In this guest post, Hypetap general manager Chris Morfis explores the growing need to factor in paid amplification when marketers look into influencer marketing…
Influencer marketing is a maturing industry that is adapting alongside the evolving nature of social media platforms. Through influencer collaboration, brands are able to engage with new audiences in a different, unique way, and when used correctly influencer marketing is a powerful channel. However, many marketers currently rely solely on organic reach from influencer content to get exposure, but what they don’t realise is that to maximise the reach of an influencer campaign paid amplification must be factored in.
Paid amplification is a way for brands to keep up with the influx of advertisements and sponsored posts across the Instagram platform. With so much competition for the attention of consumers, the question of whether a brand needs to amplify or not has now been replaced by what to amplify and by how much. Here’s what you need to know when approaching social amplification investments for your brand.
Not all content behaves equally
The key to approaching social amplification lies in a greater understanding of how content behaves on its platform. For example, the Instagram algorithm currently rewards content that has strong engagement by putting it on the Instagram Explore page — essentially creating organic amplification and an opportunity to be discovered by those outside of the influencer’s direct following.
In instances where the algorithm has served out an influencer’s content more widely, this presents an opportunity to maximise amplification. By boosting content that already is being rewarded by the platform, marketers and brands further extend the life of content proven to resonate with target audiences.
Align your distribution plan to content being rewarded
So how do you prepare ahead of time for content to be rewarded? The short answer is that you can’t always know this ahead of time. Ultimately, organic reach should compliment paid amplification, creating a balance. For some audiences you can reach them through organic content, others will involve paid, others still will need ads. Make sure to have a distribution plan from the outset, noting which content you’ll be sending where and to which audience. This is where you build in boosting content that’s doing well — we can’t necessarily predict what will resonate with audiences, so be prepared for content to surprise you.
Amplification must tie back to campaign objectives
The decision on what to boost and by how much should ultimately tie back to the brand’s campaign objectives. If the aim is to pursue an ambassador relationship with well-known media personalities, a campaign will naturally lean towards a certain level of amplification to ensure the right level of exposure. In contrast to this, smaller collaborations between brands and influencers to reach more niche audiences may not require paid amplification.
The key consideration is to never adopt a ‘spray and pray’ approach that pins all hopes on paid amplification to reach desired audiences.
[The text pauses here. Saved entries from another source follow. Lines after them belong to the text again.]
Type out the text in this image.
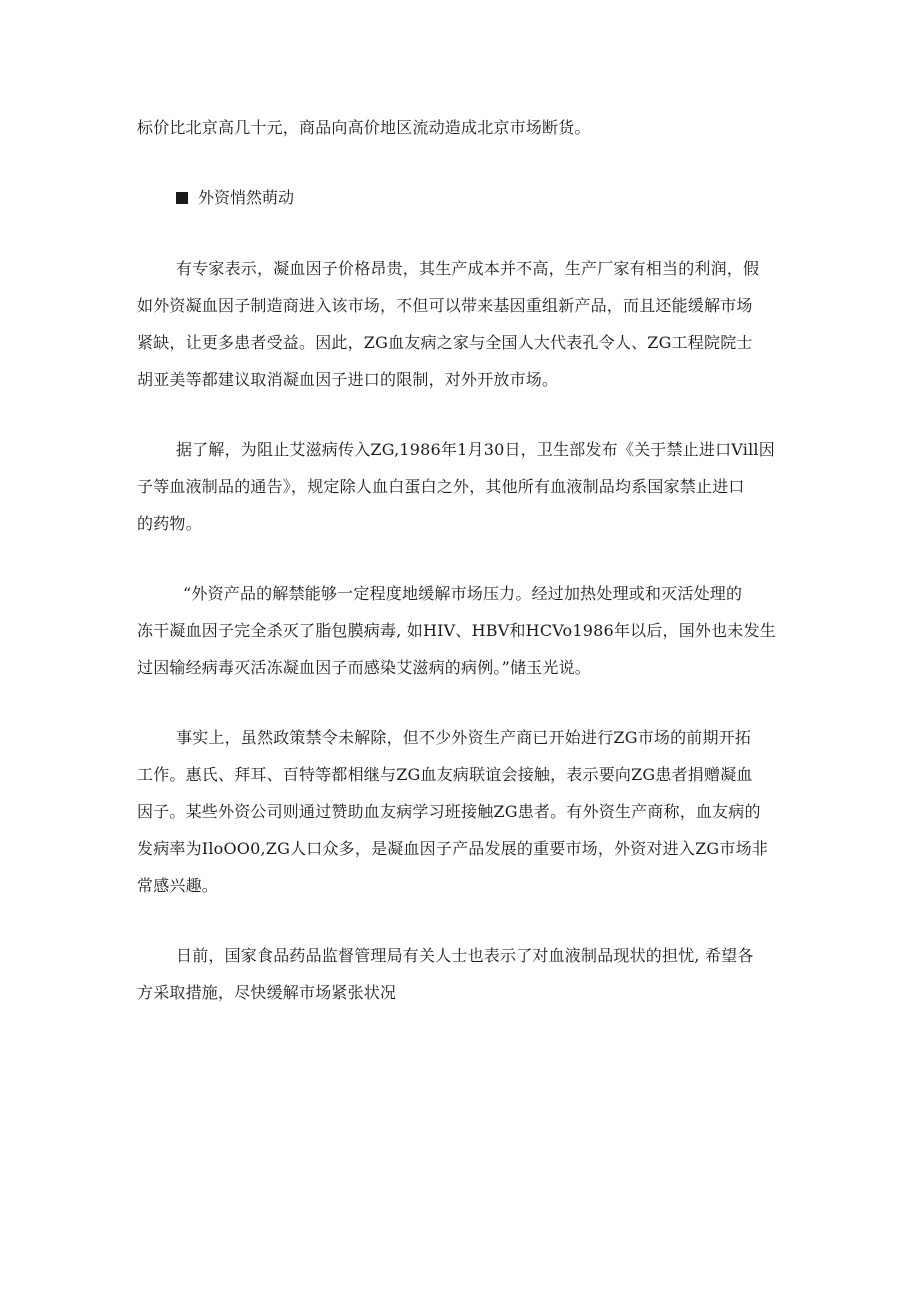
标价比北京高几十元，商品向高价地区流动造成北京市场断货。
外资悄然萌动
有专家表示，凝血因子价格昂贵，其生产成本并不高，生产厂家有相当的利润，假
如外资凝血因子制造商进入该市场，不但可以带来基因重组新产品，而且还能缓解市场
紧缺，让更多患者受益。因此，ZG血友病之家与全国人大代表孔令人、ZG工程院院士
胡亚美等都建议取消凝血因子进口的限制，对外开放市场。
据了解，为阻止艾滋病传入ZG,1986年1月30日，卫生部发布《关于禁止进口Vill因
子等血液制品的通告》，规定除人血白蛋白之外，其他所有血液制品均系国家禁止进口
的药物。
“外资产品的解禁能够一定程度地缓解市场压力。经过加热处理或和灭活处理的
冻干凝血因子完全杀灭了脂包膜病毒, 如HIV、HBV和HCVo1986年以后，国外也未发生
过因输经病毒灭活冻凝血因子而感染艾滋病的病例。”储玉光说。
事实上，虽然政策禁令未解除，但不少外资生产商已开始进行ZG市场的前期开拓
工作。惠氏、拜耳、百特等都相继与ZG血友病联谊会接触，表示要向ZG患者捐赠凝血
因子。某些外资公司则通过赞助血友病学习班接触ZG患者。有外资生产商称，血友病的
发病率为IloOO0,ZG人口众多，是凝血因子产品发展的重要市场，外资对进入ZG市场非
常感兴趣。
日前，国家食品药品监督管理局有关人士也表示了对血液制品现状的担忧, 希望各
方采取措施，尽快缓解市场紧张状况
It’s easy for brands to get swept up in newfound pressure to put more paid amplification behind influencer posts for the sake of simply reaching a wider audience. However, any conversation around boosting first needs to factor in content being rewarded organically, and always tie it back to whether the campaign objectives demand amplification for success. Boosting for the sake of it won’t lead to rewards, so make sure to prepare ahead of time before putting money behind content without any plan.